Compared to discussing HBM alone, the performance of DDR5 spot prices is more telling of this expected adjustment.
DDR5 is the mainstream memory specification in servers and high-end PCs, and is also an important part of AI server systems besides HBM. Since the beginning of May, DDR5 spot prices have risen by 20%, surpassing the May contract price by 25%. The spot market's willingness to buy at a higher price usually puts pressure on subsequent contract price negotiations.
DDR4 is also not falling behind. Although DDR4 is not the latest generation of memory, there is still demand for it in certain server, PC, industrial control, and consumer electronics scenarios. After a supply contraction, prices of older product lines are more easily driven up. DDR4 spot prices have risen by 11% since May 1, commanding a 45% premium over the May contract price, showing that tension is not only occurring in high-end memory.
For storage vendors, a traditional DRAM price increase holds two layers of significance. First, it improves current revenue and profit, and second, it alters the relative price relationship with HBM. If ordinary DRAM prices rise, HBM, as a higher-end and scarcer product, will have less room for price discounts, making it easier for next year's price hike expectations to be accepted.

Samsung's 2Q26E DRAM ASP is expected to increase by approximately 46% QoQ, with growth slowing to 15% and 7% in 3Q26E and 4Q26E, respectively.
However, the pace of price increases is not a continuous acceleration. Goldman Sachs estimates that Samsung's average selling price of DRAM in 2Q26E is expected to increase by about 46% QoQ, followed by slower growth of 15% and 7% in 3Q26E and 4Q26E, respectively. Prices may still continue to rise, but the fastest growth phase may occur in the second quarter, and the rapid growth in the second quarter cannot be directly extrapolated to the whole year.
The DRAM price hike story also has a limitation: not all segments of end demand are synchronously warming up.
According to the Goldman Sachs China team's tracking, Chinese smartphone shipments increased by 19% YoY and 7% MoM in May, marking two consecutive months of year-on-year growth. However, the cumulative shipment volume in 2026 is basically flat compared to 2025, with 2Q26 shipments still expected to decline by 14% YoY, mainly due to the rise in memory prices potentially dampening end demand. Public institutions have different statistical methodologies for tracking Chinese smartphone sales, with Counterpoint previously mentioning a 16% YoY decline in Chinese smartphone sales during the May Day period.
Price increases themselves may in turn suppress some consumer electronics demand. AI servers and cloud providers are more capable of bearing high memory prices, but if end devices such as smartphones and PCs cannot smoothly pass on the cost, they may reduce purchases, lower configurations, or postpone restocking.

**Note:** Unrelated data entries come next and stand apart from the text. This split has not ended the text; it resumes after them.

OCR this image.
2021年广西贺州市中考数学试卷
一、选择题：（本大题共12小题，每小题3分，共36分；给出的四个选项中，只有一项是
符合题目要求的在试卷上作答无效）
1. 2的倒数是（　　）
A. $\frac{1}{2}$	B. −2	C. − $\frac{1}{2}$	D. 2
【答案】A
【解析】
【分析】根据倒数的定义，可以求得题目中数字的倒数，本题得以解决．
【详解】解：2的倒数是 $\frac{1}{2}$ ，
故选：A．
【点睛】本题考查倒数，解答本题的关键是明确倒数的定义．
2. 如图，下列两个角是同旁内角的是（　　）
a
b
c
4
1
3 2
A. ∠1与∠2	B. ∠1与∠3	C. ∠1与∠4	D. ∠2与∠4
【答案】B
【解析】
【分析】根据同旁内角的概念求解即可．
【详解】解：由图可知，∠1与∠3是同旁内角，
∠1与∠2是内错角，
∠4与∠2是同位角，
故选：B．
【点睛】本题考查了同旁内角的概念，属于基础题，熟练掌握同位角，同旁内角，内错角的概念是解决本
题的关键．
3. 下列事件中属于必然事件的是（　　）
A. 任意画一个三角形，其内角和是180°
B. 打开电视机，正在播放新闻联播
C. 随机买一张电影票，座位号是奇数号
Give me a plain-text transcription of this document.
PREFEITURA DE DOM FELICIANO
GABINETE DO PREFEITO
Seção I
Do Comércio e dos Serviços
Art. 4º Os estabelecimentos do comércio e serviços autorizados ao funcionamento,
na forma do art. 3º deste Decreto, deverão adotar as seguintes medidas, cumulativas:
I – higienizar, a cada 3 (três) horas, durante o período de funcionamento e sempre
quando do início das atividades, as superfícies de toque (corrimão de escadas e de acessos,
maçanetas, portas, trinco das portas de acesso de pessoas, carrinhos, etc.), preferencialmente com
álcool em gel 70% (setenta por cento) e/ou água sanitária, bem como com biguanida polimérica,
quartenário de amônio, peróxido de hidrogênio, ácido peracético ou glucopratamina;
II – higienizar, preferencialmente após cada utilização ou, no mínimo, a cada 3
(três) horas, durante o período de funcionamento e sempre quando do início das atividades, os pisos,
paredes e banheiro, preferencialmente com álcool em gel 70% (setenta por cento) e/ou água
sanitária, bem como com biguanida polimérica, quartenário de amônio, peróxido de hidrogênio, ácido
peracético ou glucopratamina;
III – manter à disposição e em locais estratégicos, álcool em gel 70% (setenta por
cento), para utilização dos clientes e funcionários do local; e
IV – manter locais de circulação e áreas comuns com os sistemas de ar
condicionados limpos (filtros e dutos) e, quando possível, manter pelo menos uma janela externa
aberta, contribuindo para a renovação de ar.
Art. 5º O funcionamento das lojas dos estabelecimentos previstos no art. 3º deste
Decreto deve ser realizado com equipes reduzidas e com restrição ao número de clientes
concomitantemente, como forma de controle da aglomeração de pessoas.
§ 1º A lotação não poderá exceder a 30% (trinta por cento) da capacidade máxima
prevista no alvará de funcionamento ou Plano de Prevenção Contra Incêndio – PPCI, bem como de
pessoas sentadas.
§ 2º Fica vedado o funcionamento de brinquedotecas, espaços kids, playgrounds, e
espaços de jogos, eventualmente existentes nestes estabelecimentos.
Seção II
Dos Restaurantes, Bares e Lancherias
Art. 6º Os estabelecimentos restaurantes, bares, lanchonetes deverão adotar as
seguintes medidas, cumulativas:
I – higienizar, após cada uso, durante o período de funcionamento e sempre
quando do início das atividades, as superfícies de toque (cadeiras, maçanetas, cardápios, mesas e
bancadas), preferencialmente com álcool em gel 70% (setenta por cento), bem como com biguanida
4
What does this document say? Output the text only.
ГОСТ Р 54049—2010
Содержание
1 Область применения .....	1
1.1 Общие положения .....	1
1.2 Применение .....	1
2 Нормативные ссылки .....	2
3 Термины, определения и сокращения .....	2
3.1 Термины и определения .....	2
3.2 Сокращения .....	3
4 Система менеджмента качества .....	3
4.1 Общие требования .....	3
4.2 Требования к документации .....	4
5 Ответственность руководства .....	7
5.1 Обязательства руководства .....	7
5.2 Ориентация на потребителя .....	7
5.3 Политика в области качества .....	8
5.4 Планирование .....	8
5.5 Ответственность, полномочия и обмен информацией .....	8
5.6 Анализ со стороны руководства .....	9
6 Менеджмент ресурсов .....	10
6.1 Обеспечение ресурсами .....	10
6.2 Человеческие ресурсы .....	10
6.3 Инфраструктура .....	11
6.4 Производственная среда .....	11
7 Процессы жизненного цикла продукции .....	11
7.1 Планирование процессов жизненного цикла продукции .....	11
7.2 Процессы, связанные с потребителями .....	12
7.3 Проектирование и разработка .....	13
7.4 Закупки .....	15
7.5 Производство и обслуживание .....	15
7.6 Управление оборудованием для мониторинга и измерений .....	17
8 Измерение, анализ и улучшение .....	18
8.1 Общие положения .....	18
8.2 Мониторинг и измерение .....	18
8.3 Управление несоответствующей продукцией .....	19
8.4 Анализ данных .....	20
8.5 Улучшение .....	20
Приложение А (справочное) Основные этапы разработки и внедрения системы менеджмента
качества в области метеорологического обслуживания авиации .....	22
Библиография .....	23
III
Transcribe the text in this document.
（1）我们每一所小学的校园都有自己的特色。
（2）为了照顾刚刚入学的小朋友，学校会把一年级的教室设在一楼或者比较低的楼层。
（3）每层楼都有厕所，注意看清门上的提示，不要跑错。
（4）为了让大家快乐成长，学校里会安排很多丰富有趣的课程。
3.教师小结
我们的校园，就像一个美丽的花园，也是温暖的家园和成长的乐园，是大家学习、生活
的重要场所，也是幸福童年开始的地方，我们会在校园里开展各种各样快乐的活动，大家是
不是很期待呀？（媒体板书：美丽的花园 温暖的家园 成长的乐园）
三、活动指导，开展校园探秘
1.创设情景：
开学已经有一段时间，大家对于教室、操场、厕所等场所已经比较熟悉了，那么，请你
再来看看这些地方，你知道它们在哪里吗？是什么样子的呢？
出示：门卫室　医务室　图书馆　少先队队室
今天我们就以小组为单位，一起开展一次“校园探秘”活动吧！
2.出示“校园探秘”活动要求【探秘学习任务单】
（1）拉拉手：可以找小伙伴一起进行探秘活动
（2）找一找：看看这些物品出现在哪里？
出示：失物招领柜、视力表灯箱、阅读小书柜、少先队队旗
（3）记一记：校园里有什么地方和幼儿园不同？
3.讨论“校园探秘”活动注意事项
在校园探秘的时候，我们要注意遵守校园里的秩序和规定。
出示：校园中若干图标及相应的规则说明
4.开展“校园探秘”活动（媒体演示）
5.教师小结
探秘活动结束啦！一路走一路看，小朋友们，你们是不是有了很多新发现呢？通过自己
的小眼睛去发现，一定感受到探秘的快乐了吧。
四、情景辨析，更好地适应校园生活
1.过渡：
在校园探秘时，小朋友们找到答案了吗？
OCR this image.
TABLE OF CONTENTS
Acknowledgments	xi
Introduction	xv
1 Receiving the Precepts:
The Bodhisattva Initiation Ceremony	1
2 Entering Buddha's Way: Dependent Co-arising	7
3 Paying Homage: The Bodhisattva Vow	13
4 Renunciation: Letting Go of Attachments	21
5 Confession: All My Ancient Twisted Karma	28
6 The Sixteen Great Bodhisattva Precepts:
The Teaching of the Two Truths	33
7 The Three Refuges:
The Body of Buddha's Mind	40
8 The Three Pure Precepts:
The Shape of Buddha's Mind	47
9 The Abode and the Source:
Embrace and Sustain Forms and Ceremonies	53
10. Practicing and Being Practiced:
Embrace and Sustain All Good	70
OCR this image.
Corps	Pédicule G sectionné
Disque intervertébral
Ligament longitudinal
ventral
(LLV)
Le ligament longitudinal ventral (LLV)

Samsung Electronics remains one of the most direct publicly listed companies in this theme. Goldman Sachs maintains a "Buy" rating for Samsung's common and preferred stocks, with a 12-month common stock target price of 480,000 Korean won and a preferred stock target price of 360,000 Korean won. This target price is Goldman Sachs's own forecast, not a consensus market expectation, and is clearly influenced by assumptions about storage prices in 2026 to 2027.
The downside risks are also clear: a significant deterioration in memory supply and demand, a sharp contraction in smartphone profit margins, and a loss of market share in mobile OLED. If AI server demand falls short of expectations, or if the traditional DRAM price increase overwhelms part of the end device demand, the expected 44% price growth for HBM next year may be revised downward. The spot price increase of traditional DRAM, a surge in Korean exports, and a sharp rise in Taiwanese manufacturers' income are currently supporting expectations for this price hike, but whether it can be realized ultimately depends on AI server demand, the speed of HBM supply release, and whether consumer electronics can bear more expensive memory.